I am a Mexican immigrant, and my experiences as a Brown Latina have informed how I view my place in the world. It’s a complicated story. Where do I, as a non-white, non-Black person, fit in binary conversations about race that dictate life in America? And in turn, how does my non-white, non-Black identity contribute to the power of white supremacy?
Reclaiming my identity has been a painful birthing process. Something beautiful has been born, but not without blood and tears. The Latino identity is complex. As I write about in more detail later, even the very words we use to describe our community cause controversy. How we are counted in official forms like the census have created unintended consequences, or maybe it’s by design that we are treated as America’s bastard child, as perpetual foreigners no matter how many generations ago we became American. At times I argue that Latinos should not aspire to whiteness because it’s never offered protection or belonging. That argument becomes complicated because there are Latinos who are white. Unpacking all of this felt like taking a thorn out of my ribs—an experience full of pain and relief at the same time.

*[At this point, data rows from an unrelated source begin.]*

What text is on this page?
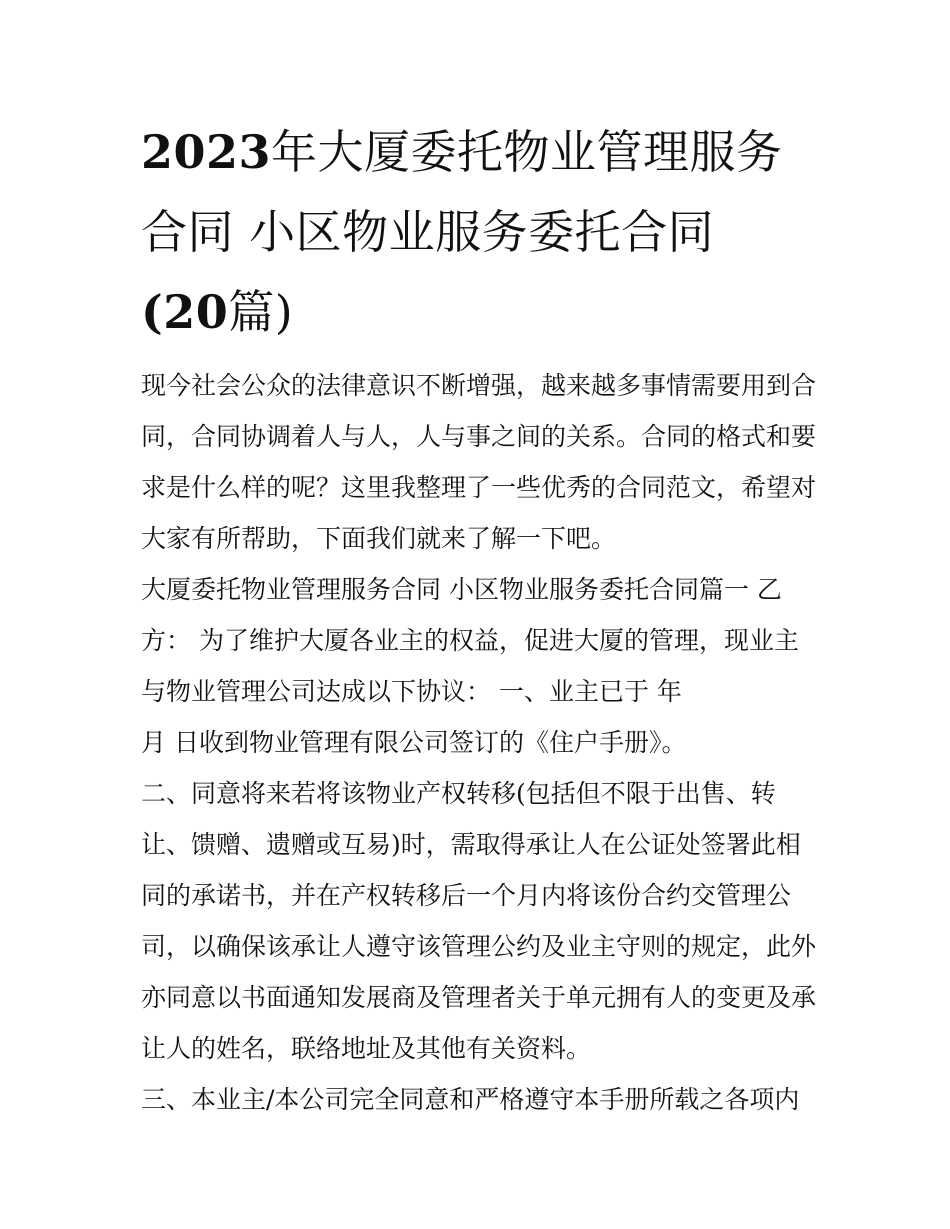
2023年大厦委托物业管理服务
合同 小区物业服务委托合同
(20篇)
现今社会公众的法律意识不断增强，越来越多事情需要用到合
同，合同协调着人与人，人与事之间的关系。合同的格式和要
求是什么样的呢？这里我整理了一些优秀的合同范文，希望对
大家有所帮助，下面我们就来了解一下吧。
大厦委托物业管理服务合同 小区物业服务委托合同篇一 乙
方： 为了维护大厦各业主的权益，促进大厦的管理，现业主
与物业管理公司达成以下协议： 一、业主已于 年
月 日收到物业管理有限公司签订的《住户手册》。
二、同意将来若将该物业产权转移(包括但不限于出售、转
让、馈赠、遗赠或互易)时，需取得承让人在公证处签署此相
同的承诺书，并在产权转移后一个月内将该份合约交管理公
司，以确保该承让人遵守该管理公约及业主守则的规定，此外
亦同意以书面通知发展商及管理者关于单元拥有人的变更及承
让人的姓名，联络地址及其他有关资料。
三、本业主/本公司完全同意和严格遵守本手册所载之各项内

Some people say that I am ungrateful because this country has given me so much, and that I should simply ride into the sunset with the bounty it has bestowed upon me. The truth is, I do have a lot, but I finally know how much it has cost me. In order to love America fully, I had to stop being enamored with it. To me, there are two Americas. One doesn’t want me now and never will, no matter how many human-interest stories we tell or facts we chart. I am not interested in writing for that America. I used to think we had to preach beyond the choir if we wanted to create a better world. Narrative change strategies have been focused on transforming the way people see us, on convincing white people to view us as human through our stories of pain, success, and trauma. But now I know the choir needs energizing, needs love, needs to feel seen, heard, and understood. I am glad other people are doing the work to change hearts and minds. But my work focuses on changing how we see ourselves. On empowering us, both in our feelings and in our actions. This book is for the choir—a choir of whoever can relate or find meaning in these pages. I welcome you into this space.
I love us. I believe in us. We don’t need the kindness of the white gaze to celebrate ourselves. We don’t need our stories to be translated so white people can see us as human. They are not our saviors. We are.
It is time to thrive in our own skin. It is time we learn our history and stand in our truth. The future and health of our nation depends on our willingness to embrace, support, love, and celebrate all the people that create the United States. That will happen only when we stop trying to be accepted, when we stop viewing whiteness as the center of the universe, as what we should assimilate to, and when we create our own spaces and make our own antiracist rules.
I am Mexican, and I am proud of it. I am also American, and that’s not a separate identity from my Mexican one. I don’t live between cultures. I am both cultures. I carry all of it in this gorgeous brown body. No matter how hard this country has tried to get rid of us, we are still here, flourishing. My hope is in us. In me. In you.